Chief Executive Officer
Patrick Fourteau served as President and Chief Executive Officer of Shionogi US operations, from 2008 until 2010 following the acquisition of Sciele by Shionogi & Co., LTD. in 2008, Mr. Fourteau served as President, CEO, member of the board of directors of Sciele Pharma, Inc. from 2003 until 2008. Mr. Fourteau served as President of the US sales operations of inVentiv Health, Inc. from 2000 to 2002, President of various divisions of St. Jude Medical, Inc. from 1995 to 2000 and as an Executive of Eli Lilly and Company. He serves on the Board of Insys Therapeutics, Inc. Mr. Fourteau earned his B.A. and M.A. in Mathematics from the University of California, Berkeley and an MBA from Harvard University.
Harry H. Penner, Jr.
Executive Chairman, Founder
Mr. Penner has been a founder of seven other biotechnology companies, among which are Rib-X Pharmaceuticals (now Melinta Therapeutics), Prevention Pharmaceuticals, Affinimark Technologies, and Marinus Pharmaceuticals. From 1993 to 2001, he was President and Chief Executive Officer of Neurogen Corporation. Previously, he served as Executive Vice President of Novo Nordisk A/S and President of Novo Nordisk of North America, Inc. from 1988 to 1993. From 1985 to 1988, he was Executive Vice President and General Counsel of Novo Nordisk A/S. Mr. Penner, who also serves on the board of Celldex Therapeutics (CLDX), earned a B.A. from the University of Virginia, a J.D. from Fordham University, and an L.L.M. from New York University.
Larry Dillaha, M.D.
Executive Vice President Operations
Prior to joining our company, Larry Dillaha, M.D. has served as the Chief Medical Officer at Insys Therapeutics, Inc. from April 2010 until May 2014. From 2006 until 2010, Dr. Dillaha served as EVP and Chief Medical Officer for Shionogi and Co., Ltd. (formerly Sciele Pharma, Inc.). While at Sciele, Dr. Dillaha oversaw the development and successful NDA approvals of 2 cardiology products, SULAR low dose, a LifeCycle extension of SULAR, and TRIGLIDE a fenofibrate. He has extensive experience in planning and overseeing clinical development programs. Dr. Dillaha served as Medical Director for Sanofi-Aventis. Dr. Dillaha earned his M.D. degree as well as a B.A. in Biology from the University of Tennessee.
Vice President Administration
Mr. Edwards comes to our company with over 35 years of experience working in the pharmaceutical and biopharmaceutical research & development areas. Prior to joining our company he was at Alexion Pharmaceuticals from 2004 to 2009, leaving with title of Executive Director of Global Regulatory Operations and US Regulatory Affairs.
In addition, Mr. Edwards worked for Purdue Pharma L.P. as the Director of Worldwide Regulatory Operations and prior to that Mr. Edwards was with Bayer Pharmaceuticals Inc. for 18 years starting in the CNS Medical Research group and advancing to the position of Head of Global Regulatory Submissions before leaving in 2003.
Mr. Edwards professional career also includes time at Serono Laboratories, Inc. USA, as a Senior Pharmaceutical Research Associate responsible for overseeing the monitoring of all Interferon [both natural & recombinant (r.DNA)] phase I & II clinical programs. Mr.
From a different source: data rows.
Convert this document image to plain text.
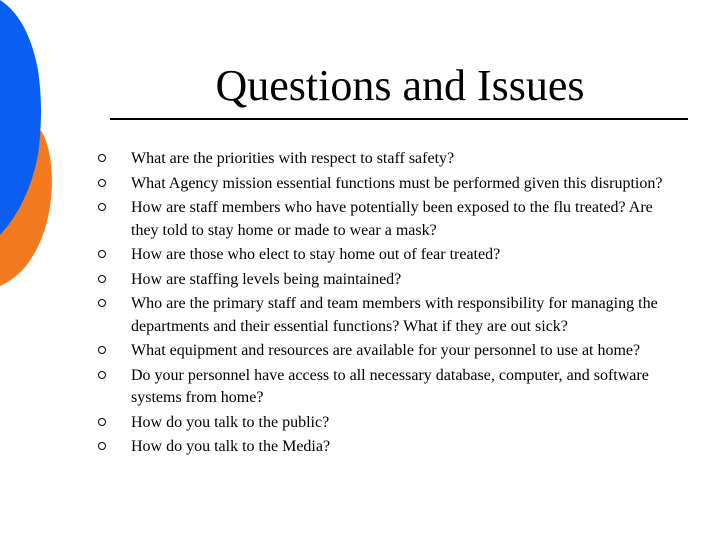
Questions and Issues
What are the priorities with respect to staff safety?
What Agency mission essential functions must be performed given this disruption?
How are staff members who have potentially been exposed to the flu treated? Are they told to stay home or made to wear a mask?
How are those who elect to stay home out of fear treated?
How are staffing levels being maintained?
Who are the primary staff and team members with responsibility for managing the departments and their essential functions? What if they are out sick?
What equipment and resources are available for your personnel to use at home?
Do your personnel have access to all necessary database, computer, and software systems from home?
How do you talk to the public?
How do you talk to the Media?
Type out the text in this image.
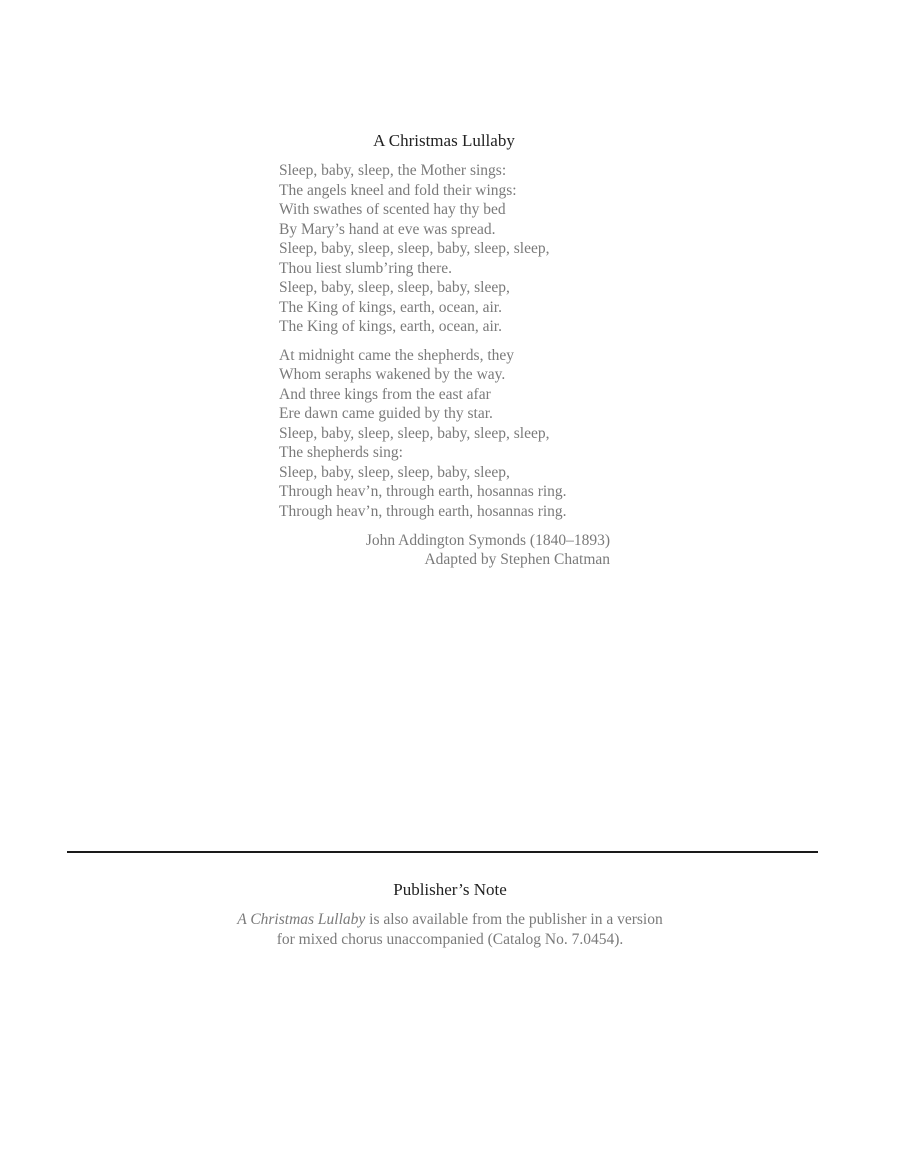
A Christmas Lullaby
Sleep, baby, sleep, the Mother sings:
The angels kneel and fold their wings:
With swathes of scented hay thy bed
By Mary’s hand at eve was spread.
Sleep, baby, sleep, sleep, baby, sleep, sleep,
Thou liest slumb’ring there.
Sleep, baby, sleep, sleep, baby, sleep,
The King of kings, earth, ocean, air.
The King of kings, earth, ocean, air.
At midnight came the shepherds, they
Whom seraphs wakened by the way.
And three kings from the east afar
Ere dawn came guided by thy star.
Sleep, baby, sleep, sleep, baby, sleep, sleep,
The shepherds sing:
Sleep, baby, sleep, sleep, baby, sleep,
Through heav’n, through earth, hosannas ring.
Through heav’n, through earth, hosannas ring.
John Addington Symonds (1840–1893)
Adapted by Stephen Chatman
Publisher’s Note
A Christmas Lullaby is also available from the publisher in a version
for mixed chorus unaccompanied (Catalog No. 7.0454).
Edwards also worked for the Procter & Gamble organization for 15 years where he started working in Toxicology advancing into Clinical Research, where he was a Medical Research Associate responsible for monitoring CNS and Anti-Infective clinical studies in North America and Mexico.
Mr. Edwards earned his Bachelor of Professional Science degree in Scientific Design and Financial Management from the State University of New York.
Director Quality Assurance
Cheryl Nash serves as the Director of Quality Assurance at NHP since June 2013. Prior to joining our company, she served as Director Contractor QA from 2011 to May 2013 and Director QA Contract Manufacturing from 2009 to 2011 for Alexion Pharmaceuticals, Inc. While at Alexion, Cheryl directed the selection, qualification and oversight of contract manufacturers for biologic products and small molecules. She also oversaw the development and implementation of a PAI education program and inspection procedures that led to the successful PAI and approval for Alexion's first commercial product Soliris™.
Prior to serving as Director at Alexion, Ms. Nash served as Engineering Technical Specialist for Custom Manufacturing at GIBCO, Thermo Fisher Scientific, an international supplier of research materials. Ms. Nash earned her B.S. degree in Microbiology from The Ohio State University.